GL: Oui, et depuis 2008-2009, on se rappelle de la crise financière aux États-unis, nous étions dans un régime de faible taux d’intérêts dans ces années-là. On se rappellera de l’année 2012 comme une année où il y a eu un resserrement des règles pour l’accès à la propriété. Ce qui a mis un frein immédiatement sur le marché de la revente et précipité une diminution des mises en chantier. Par la suite, 2013 a vu une diminution marquée des mises en chantier. Alors au-delà d'avoir eu un impact sur le niveau total de la construction, qui y a été en diminuant, ça a eu un impact sur le type de logement et le marché visé. Le resserrement des lois hypothécaire a eu pour impact de dire que ce n’était plus n'importe qui qui serait en mesure d’acheter une maison avec peu ou pas de mise de fond même si les taux d’intérêts étaient bas. Le gouvernement a volontairement décidé de restreindre la capacité des gens de s’endetter. Ce qui a fait en sorte que la croissance pour les logements locatifs était disponible.
PM: Maintenant, on parle de 46% à l’échelle de la province, mais y’a-t-il des secteurs au Québec qui font une différence?
GL: Tout à fait. Le marché locatif sur l'île de Montréal représente 42% de ce qui se construit. Il y a une nuance à faire avec Laval/Rive-Nord et la rive Sud. Pour ce qui est de Laval/Rive-Nord, la production locative représente 37% de ce qui se construit tandis que sur la rive Sud nous sommes à 46%. Donc, en ce moment, le marché locatif est davantage visé sur la rive Sud.
PM: J’imagine que cela a un impact par rapport au coût des terrains et la demande, car la rive Sud a eu plusieurs gros projets qui se sont construits dans les dernières années. On voit dans les dernières années sur le marché que c’est aussi assez important dans la région de Québec. Avez-vous des données à propos de ce secteur?
GL: En effet, à Québec, plus d’un logement sur deux construit en 2017 était destiné au marché locatif. Le 46% dans l’ensemble du Québec a certaines nuances. La rive Sud est un peu plus élevée, la rive Nord un peu moins, 42% pour Montréal et plus de 50% pour Québec donc c’est assez important.

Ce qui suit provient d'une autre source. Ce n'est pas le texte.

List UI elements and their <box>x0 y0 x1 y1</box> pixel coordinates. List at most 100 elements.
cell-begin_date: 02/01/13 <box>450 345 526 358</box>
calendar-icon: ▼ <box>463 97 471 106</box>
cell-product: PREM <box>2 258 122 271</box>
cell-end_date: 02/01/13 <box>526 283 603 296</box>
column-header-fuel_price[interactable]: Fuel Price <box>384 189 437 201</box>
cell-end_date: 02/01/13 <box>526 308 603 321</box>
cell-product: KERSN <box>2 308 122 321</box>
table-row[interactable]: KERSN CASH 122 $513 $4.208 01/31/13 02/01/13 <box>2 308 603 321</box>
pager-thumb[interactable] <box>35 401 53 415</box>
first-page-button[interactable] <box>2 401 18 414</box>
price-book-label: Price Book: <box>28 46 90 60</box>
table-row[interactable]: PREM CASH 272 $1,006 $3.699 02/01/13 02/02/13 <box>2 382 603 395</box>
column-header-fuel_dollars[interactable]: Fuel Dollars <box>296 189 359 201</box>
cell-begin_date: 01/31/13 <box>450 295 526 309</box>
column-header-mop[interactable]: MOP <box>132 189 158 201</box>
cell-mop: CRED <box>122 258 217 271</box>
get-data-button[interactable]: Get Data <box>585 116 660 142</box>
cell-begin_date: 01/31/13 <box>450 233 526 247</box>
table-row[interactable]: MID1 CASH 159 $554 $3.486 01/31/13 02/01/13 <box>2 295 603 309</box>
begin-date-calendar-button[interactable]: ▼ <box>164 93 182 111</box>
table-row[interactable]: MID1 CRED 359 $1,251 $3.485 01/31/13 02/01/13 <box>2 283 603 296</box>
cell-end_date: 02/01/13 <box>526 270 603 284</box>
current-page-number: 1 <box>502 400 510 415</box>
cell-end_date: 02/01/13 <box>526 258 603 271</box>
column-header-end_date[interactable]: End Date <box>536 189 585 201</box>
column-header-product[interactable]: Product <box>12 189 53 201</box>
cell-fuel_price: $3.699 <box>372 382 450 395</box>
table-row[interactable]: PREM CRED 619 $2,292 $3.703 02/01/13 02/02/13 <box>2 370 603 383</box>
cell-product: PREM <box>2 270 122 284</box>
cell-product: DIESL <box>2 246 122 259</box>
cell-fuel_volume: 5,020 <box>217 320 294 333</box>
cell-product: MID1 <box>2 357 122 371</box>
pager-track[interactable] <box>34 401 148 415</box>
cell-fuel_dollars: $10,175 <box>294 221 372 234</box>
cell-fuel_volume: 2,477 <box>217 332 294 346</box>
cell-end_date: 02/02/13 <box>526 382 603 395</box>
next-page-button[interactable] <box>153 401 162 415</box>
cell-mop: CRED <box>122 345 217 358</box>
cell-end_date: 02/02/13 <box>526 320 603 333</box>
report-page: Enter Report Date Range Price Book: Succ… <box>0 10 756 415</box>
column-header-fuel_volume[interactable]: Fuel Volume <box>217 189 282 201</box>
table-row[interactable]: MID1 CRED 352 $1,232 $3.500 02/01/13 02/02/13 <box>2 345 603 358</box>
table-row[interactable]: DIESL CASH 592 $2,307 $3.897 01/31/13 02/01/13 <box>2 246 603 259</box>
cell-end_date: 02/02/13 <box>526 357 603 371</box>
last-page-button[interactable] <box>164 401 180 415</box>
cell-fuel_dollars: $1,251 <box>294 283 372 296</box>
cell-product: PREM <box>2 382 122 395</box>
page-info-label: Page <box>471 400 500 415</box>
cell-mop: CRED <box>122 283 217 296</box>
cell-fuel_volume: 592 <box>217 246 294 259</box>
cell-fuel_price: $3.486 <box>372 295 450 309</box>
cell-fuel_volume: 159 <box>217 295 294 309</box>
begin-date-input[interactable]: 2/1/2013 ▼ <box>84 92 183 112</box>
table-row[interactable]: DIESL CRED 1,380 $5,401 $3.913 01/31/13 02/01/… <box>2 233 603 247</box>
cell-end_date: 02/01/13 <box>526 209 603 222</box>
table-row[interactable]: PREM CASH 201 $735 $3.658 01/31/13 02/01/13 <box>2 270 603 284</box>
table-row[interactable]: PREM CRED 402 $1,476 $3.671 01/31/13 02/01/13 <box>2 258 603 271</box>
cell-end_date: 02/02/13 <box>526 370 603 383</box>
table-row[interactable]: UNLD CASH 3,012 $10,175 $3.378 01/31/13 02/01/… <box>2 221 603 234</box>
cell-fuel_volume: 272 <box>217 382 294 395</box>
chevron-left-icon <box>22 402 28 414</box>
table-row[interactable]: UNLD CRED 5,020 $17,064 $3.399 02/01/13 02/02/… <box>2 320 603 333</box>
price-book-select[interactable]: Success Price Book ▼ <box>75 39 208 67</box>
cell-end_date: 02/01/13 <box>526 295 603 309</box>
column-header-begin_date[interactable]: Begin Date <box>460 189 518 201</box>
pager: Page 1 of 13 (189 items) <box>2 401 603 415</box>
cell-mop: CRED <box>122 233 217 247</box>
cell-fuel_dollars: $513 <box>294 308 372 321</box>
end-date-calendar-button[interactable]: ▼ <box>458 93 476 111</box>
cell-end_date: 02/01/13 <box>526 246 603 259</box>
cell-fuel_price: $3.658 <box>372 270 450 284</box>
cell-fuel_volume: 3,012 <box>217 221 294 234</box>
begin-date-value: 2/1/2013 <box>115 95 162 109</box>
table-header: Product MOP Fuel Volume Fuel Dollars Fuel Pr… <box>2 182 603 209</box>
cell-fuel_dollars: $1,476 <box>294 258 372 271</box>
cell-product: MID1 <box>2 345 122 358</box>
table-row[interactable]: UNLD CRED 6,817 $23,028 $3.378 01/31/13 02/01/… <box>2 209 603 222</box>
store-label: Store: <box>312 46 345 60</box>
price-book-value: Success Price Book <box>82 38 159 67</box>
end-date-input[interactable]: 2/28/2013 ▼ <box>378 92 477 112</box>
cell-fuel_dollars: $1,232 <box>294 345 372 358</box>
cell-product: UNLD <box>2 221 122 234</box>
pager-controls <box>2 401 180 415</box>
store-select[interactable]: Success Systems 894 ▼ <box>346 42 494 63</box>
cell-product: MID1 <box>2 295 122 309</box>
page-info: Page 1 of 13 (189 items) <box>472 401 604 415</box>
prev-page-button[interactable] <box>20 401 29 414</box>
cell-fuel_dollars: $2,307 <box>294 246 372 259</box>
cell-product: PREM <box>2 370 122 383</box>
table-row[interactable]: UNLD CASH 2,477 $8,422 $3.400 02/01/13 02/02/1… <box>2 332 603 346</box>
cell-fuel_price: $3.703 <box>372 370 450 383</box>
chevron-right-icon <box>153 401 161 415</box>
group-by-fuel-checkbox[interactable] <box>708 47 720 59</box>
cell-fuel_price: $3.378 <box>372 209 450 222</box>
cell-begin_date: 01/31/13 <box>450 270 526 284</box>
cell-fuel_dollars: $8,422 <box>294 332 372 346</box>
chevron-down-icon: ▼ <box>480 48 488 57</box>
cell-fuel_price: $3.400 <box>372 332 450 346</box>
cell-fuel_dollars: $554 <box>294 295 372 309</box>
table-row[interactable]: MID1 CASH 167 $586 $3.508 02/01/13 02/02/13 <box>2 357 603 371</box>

PM: Lorsqu’un investisseur nous appelle pour un immeuble récent, il s’agit souvent d’une clientèle qui n’aura pas le temps d’investir trop de temps dans la gestion de son immeuble, car, la plupart du temps, ce sont des gens qui ont déjà des entreprises ou des professionnels avec de très bons emplois et tout ce qu’ils désirent est investir en immobilier sans trop se compliquer la vie. À l’opposé, un investisseur qui est dans l’immobilier à temps plein ira dans des immeubles un peu plus vieux afin de rénover et optimiser l’immeuble. Donc, l’horizon d’investissement est complètement différent.Le financement que les gens vont prendre sur le neuf est à plus long terme. On voit donc deux types d’investisseurs. Il est très rare qu’un propriétaire immobilier, faisant ça à temps plein, ira acheter du neuf. Il y a tout de même une clientèle pour les gens qui souhaitent que leur horizons de placements soient de plus de dix ans. Dans les prochaines années, à quoi peut s’attendre un propriétaire au niveau des loyers et du taux de vacances, présentement sur le marché, dans les prochaines années pour les immeubles récents?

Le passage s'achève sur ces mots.